Multifamily construction, it seems, remains volatile even during the economic recovery.

Dees Stribling, Contributing Editor

Washington, D.C.–According to U.S. Department of Commerce, starts for multifamily dwellings (more than five units) occurred at an annualized rate of 68,000 in April, a considerable downward swing from the annualized rate of 95,000 in March–which itself was an upward swing of nearly 20 percent from February.
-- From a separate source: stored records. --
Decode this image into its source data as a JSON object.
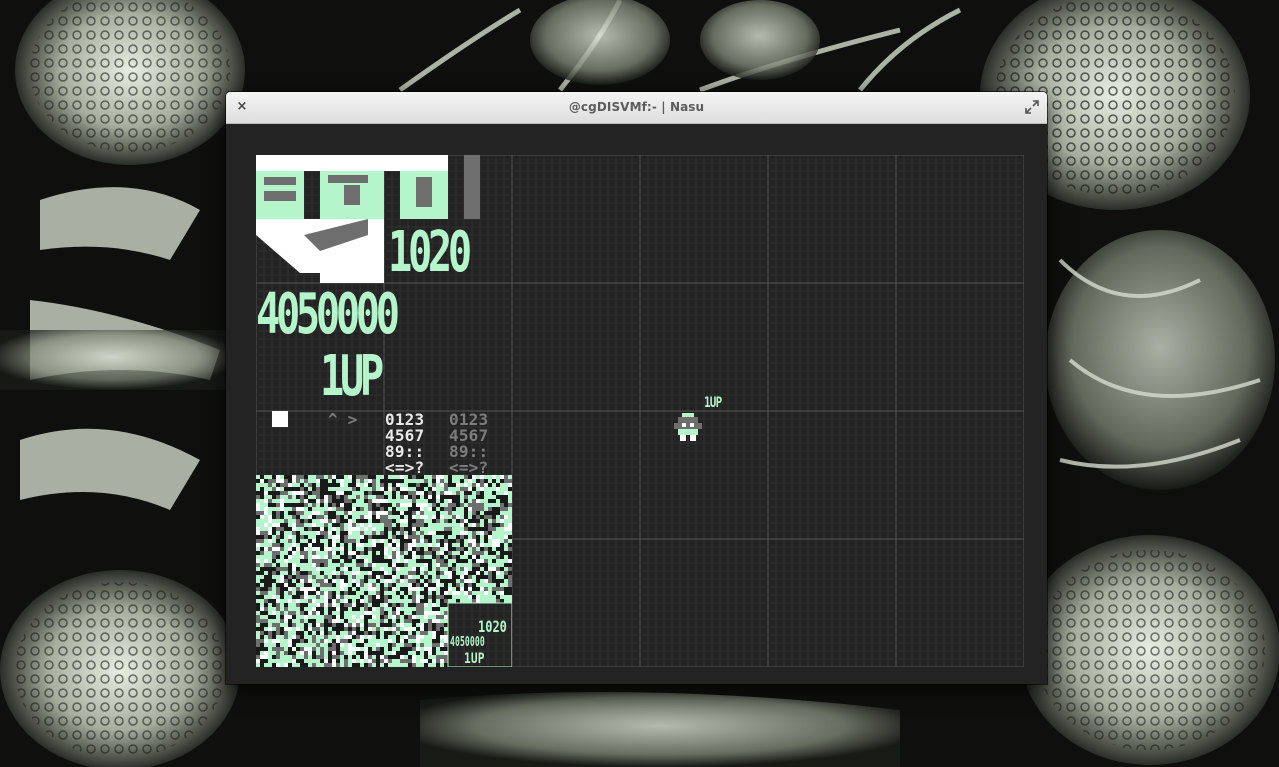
{
  "window": {
    "title": "@cgDISVMf:- | Nasu",
    "close_symbol": "×"
  },
  "tilesheet": {
    "big_digits_row1": "1020",
    "big_digits_row2": "4050000",
    "big_label": "1UP",
    "arrows": "^ >",
    "font_white": [
      "0123",
      "4567",
      "89::",
      "<=>?"
    ],
    "font_grey": [
      "0123",
      "4567",
      "89::",
      "<=>?"
    ],
    "mini_digits_row1": "1020",
    "mini_digits_row2": "4050000",
    "mini_label": "1UP"
  },
  "canvas": {
    "sprite_label": "1UP"
  },
  "colors": {
    "tile_green": "#b5f5cc",
    "tile_white": "#ffffff",
    "tile_grey": "#6e6e6e",
    "canvas_bg": "#232323",
    "grid_line": "#303030",
    "grid_major": "#555555"
  }
}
Multifamily construction, it seems, remains volatile even during the economic recovery.

“April starts of multifamily housing units were a decline from March and the third-lowest figure in the history of the series,” Mark Obrinsky, chief economist and vice president of research at the National Multi Housing Council, tells MHN.

But he adds that a closer look at recent multifamily-starts reveals that the month-to-month volatility is masking the fact that starts aren’t really advancing or declining that much. “Using the three-month or six-month moving averages–which is helpful to smooth out the ‘noise’ in the monthly data–both show starts essentially unchanged from last fall,” Obrinsky says.

Some 5,600 multifamily units were started in April 2010. That compares with 6,600 units in April 2009, but 25,700 units in April 2008.

Building permits for multifamily construction, a measure of near-future activity, came at an annualized rate of 103,000 in April, which also represents little change over recent months. “With construction financing still hard to come by, little improvement can be expected in new multifamily construction in the near future,” Obrinsky predicts.

Provided those annualized figures hold at around 100,000 for all of 2010, that would put multifamily starts roughly on par with 2009, which saw the start of 97,300 multifamily units in structures of five or more units, according to the Department of Commerce. Last year’s starts represented an expected drop from 2008, when 266,000 multifamily units were started.

The multifamily figures for April 2010 came against a more widely publicized increase in single-family housing starts for the month, presumably inspired by contracts inked to take advantage of the federal homebuyer tax credit, which expired at the end of April. The annualized rate for single-family home starts in April was 593,000, or 10.2 percent more than the revised March figure.